Drug loading and release from the scaffolds

[00105] The capability of the double crosslinked collagen-CNF for drug loading and slow release was also tested. Three model drugs, e.g.,, dexamethasone, Nerve Growth factor (NGF), and Artemin were separately loaded into double crosslinked collagen-CNF bioengineered corneal implants and tested in vitro and in vivo in rabbit corneas for drug release and key physical properties of the corneas including transparency and mechanical properties. Dexamethasone is a steroid medicine that is used to relieve the redness, itching, and swelling caused by eye infections and other conditions or procedures (e.g.,, eye surgery). Dexamethasone eye drops are used to treat inflammation of the eyes caused by allergies and certain conditions, including damage caused by chemical and thermal burns as well as treating eye pain and inflammation after eye surgery.

[00106] A 1-3 mg/ml solution of dexamethasone was prepared. 30 microliters of the solution was then injected into the collagen solution before adding the crosslinkers as explained above. Similar protocols were used for NGF and Artemin. Upon crosslinking, the drugs will be covalently bound to collagen molecules making it possible for a long-term slow and continuous release of the drugs (up to 60 days) from the scaffolds.

[00107] Fig. 7F shows the release profile of dexamethasone from implants over a 60- day period suggesting continuous slow release of dexamethasone. The dexamethasone- loaded implants along with drug-free implants (control) were then tested in vivo in rabbit models (Fig. 7A) by inserting them in a laser-created pocket (Fig. 7B). Thereafter, four sutures were placed circumferentially to stimulate a pathologic inflammatory response. The dexamethasone-loaded corneas performed significantly better than the controls with respect to haze prevention (Fig. 7C), reduced vascularization (Fig. 7D), and improved implant stability compared to drug-free implants (controls). The dexamethasone-loaded implants suppressed inflammation, by suppressing inflammatory cell infiltration (Fig. 7E) and expression of multiple cytokines in the cornea and aqueous humor fluid, as well as suppression of migration and tube formation by Human umbilical vein endothelial cells (HUVECs) in vitro. Proof-of-concept

[00108] No prior work to our knowledge has demonstrated a commercially and clinically viable, GMP-grade bioengineered scaffold from a sustainably sourced, cost-effective, widely available, and FDA-approved raw material, and no other technology has achieved manufacturability, packaging, sterility, or long shelf life that are ISO-compliant and independently third-party certified. Yet these often-overlooked aspects are critical for addressing the lack of donor tissue.

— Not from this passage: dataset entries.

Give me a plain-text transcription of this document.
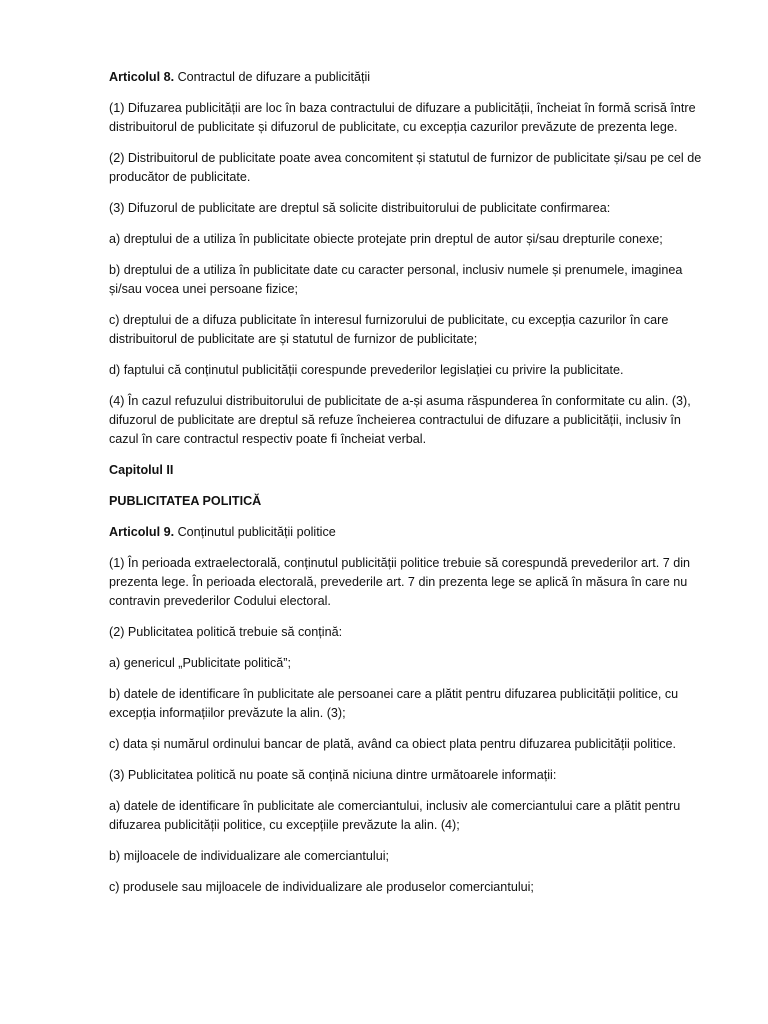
Articolul 8. Contractul de difuzare a publicității

(1) Difuzarea publicității are loc în baza contractului de difuzare a publicității, încheiat în formă scrisă între distribuitorul de publicitate și difuzorul de publicitate, cu excepția cazurilor prevăzute de prezenta lege.

(2) Distribuitorul de publicitate poate avea concomitent și statutul de furnizor de publicitate și/sau pe cel de producător de publicitate.

(3) Difuzorul de publicitate are dreptul să solicite distribuitorului de publicitate confirmarea:

a) dreptului de a utiliza în publicitate obiecte protejate prin dreptul de autor și/sau drepturile conexe;

b) dreptului de a utiliza în publicitate date cu caracter personal, inclusiv numele și prenumele, imaginea și/sau vocea unei persoane fizice;

c) dreptului de a difuza publicitate în interesul furnizorului de publicitate, cu excepția cazurilor în care distribuitorul de publicitate are și statutul de furnizor de publicitate;

d) faptului că conținutul publicității corespunde prevederilor legislației cu privire la publicitate.

(4) În cazul refuzului distribuitorului de publicitate de a-și asuma răspunderea în conformitate cu alin. (3), difuzorul de publicitate are dreptul să refuze încheierea contractului de difuzare a publicității, inclusiv în cazul în care contractul respectiv poate fi încheiat verbal.

Capitolul II

PUBLICITATEA POLITICĂ

Articolul 9. Conținutul publicității politice

(1) În perioada extraelectorală, conținutul publicității politice trebuie să corespundă prevederilor art. 7 din prezenta lege. În perioada electorală, prevederile art. 7 din prezenta lege se aplică în măsura în care nu contravin prevederilor Codului electoral.

(2) Publicitatea politică trebuie să conțină:

a) genericul „Publicitate politică”;

b) datele de identificare în publicitate ale persoanei care a plătit pentru difuzarea publicității politice, cu excepția informațiilor prevăzute la alin. (3);

c) data și numărul ordinului bancar de plată, având ca obiect plata pentru difuzarea publicității politice.

(3) Publicitatea politică nu poate să conțină niciuna dintre următoarele informații:

a) datele de identificare în publicitate ale comerciantului, inclusiv ale comerciantului care a plătit pentru difuzarea publicității politice, cu excepțiile prevăzute la alin. (4);

b) mijloacele de individualizare ale comerciantului;

c) produsele sau mijloacele de individualizare ale produselor comerciantului;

[00109] The optimum scaffold (double crosslinked collagen material (Double-Xlinked)) was tested in human corneas of 20 patients and data collected over 12 months post implantation. From a safety perspective, the scaffold did not result in thinning, loss of transparency, neovascularization, rejection, or other adverse event observed to varying degrees in most preclinical and clinical studies conducted by other groups. Figs 8A and 8B show the cross-section and topography of a patient cornea before (Fig. 8A) and after implantation of the selected scaffold (Fig. 8B). Regarding efficacy, no prior study has achieved full corneal transparency in vivo with significant corneal thickening (Fig. 8A) or with the significant visual acuity gains as reported here; at best only modest vision gains have been achieved in prior studies.

[00110] The scaffolds are mechanically more robust than earlier versions we previously developed, with superior toughness, elastic modulus, and stress tolerance translating into an ability to withstand surgical implantation, mechanical forces and enzymes in vivo. Our results suggest it may not be necessary for bioengineered tissue to match the mechanical properties of the native cornea to be therapeutically effective. Standard corneal transplantation with mechanically tough human donor tissue often results in scar tissue formation at host-to-im plant interfaces, a phenomenon we did not observe with the mechanically softer scaffolds.